Multiple Types of Chloride Channels in Bovine Pulmonary Artery Endothelial Cells

We have characterized two different types of Cl^– currents in calf pulmonary artery endothelial (CPAE) cells by using a combined patch-clamp and Fura-2 microfluorescence technique to measure simultaneously ionic currents and the intracellular Ca²⁺ concentration, [Ca²⁺]_i. Exposure of CPAE cells to 28% hypotonic solution induces cell swelling without a change in membrane capacitance and [Ca²⁺]_i, and concomitantly activates a current. This current, I_Cl, _vol, is closely correlated with the changes in cell volume and shows a modest outward rectification. It slowly inactivates at potentials more positive than +60 mV but is time- and voltage-independent at other potentials.
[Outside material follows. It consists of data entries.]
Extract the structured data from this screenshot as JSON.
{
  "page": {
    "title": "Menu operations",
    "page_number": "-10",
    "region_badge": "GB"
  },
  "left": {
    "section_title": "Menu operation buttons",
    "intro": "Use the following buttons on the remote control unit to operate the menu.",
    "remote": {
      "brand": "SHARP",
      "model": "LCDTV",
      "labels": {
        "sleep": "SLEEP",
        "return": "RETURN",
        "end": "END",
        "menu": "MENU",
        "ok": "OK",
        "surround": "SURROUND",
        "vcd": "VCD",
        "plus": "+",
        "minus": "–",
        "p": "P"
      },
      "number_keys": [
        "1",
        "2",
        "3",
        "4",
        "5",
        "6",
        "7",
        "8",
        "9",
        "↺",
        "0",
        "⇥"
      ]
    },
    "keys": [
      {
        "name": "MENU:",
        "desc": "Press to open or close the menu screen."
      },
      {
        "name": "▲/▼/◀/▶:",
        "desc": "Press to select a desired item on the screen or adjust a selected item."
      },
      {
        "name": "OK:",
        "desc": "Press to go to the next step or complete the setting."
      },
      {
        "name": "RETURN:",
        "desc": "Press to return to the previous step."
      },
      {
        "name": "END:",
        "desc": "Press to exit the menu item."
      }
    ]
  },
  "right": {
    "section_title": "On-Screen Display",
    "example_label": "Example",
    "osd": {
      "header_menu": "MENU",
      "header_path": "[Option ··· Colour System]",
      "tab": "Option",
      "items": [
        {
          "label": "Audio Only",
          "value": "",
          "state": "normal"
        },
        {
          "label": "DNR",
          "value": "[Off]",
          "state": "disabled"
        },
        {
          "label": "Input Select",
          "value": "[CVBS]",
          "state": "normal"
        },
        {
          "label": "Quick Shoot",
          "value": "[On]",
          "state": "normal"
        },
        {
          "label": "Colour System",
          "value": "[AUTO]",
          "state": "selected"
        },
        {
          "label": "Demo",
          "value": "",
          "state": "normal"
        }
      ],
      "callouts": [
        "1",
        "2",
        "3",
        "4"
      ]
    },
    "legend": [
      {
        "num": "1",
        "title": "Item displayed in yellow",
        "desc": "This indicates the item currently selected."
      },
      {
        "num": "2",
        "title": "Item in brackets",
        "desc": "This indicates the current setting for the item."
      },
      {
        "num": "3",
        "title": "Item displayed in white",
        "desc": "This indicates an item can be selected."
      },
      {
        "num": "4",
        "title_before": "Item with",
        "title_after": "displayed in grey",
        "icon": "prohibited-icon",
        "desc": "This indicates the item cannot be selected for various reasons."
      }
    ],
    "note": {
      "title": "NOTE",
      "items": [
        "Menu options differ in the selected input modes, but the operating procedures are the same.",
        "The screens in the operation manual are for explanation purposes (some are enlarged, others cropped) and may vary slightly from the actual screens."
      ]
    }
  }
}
Increase in [Ca²⁺]_i by different maneuvers, such as application of vasoactive agonists (ATP), ionomycin, or loading of the cells directly with Ca²⁺ also activates a Cl^– current, I_cl_ca· This current slowly activates at positive potentials, inactivates quickly at negative potentials and shows strong outward rectification. A time-independent component of the current activated by elevation of [Ca²⁺]_i alone can be inhibited by cell shrinking by exposing the cells to hypertonic solution, indicating that an increase in [Ca²⁺]_i also co-activates I_Clvol· Forskolin or cAMP never activated a current in CPAE cells, which indicates the lack of cAMP-activated channels in these cells. There is also no evidence for the existence of voltage-gated C^- channels in resting, nonstimulated cells. Challenging a cell with elevated [Ca²⁺]_i and hypotonic solutions activated I_Clvol on top of I_Cl_ca, suggesting that I_{Cl Ca} and I_Clvol are different channels. We conclude that CPAE cells do not express voltage-gated (CIC-type) or cAMP-gated (CFTR-type) Cl^- channels, but activate large Cl^- currents after volume (mechanical?) or chemical (Ca²⁺) stimulation.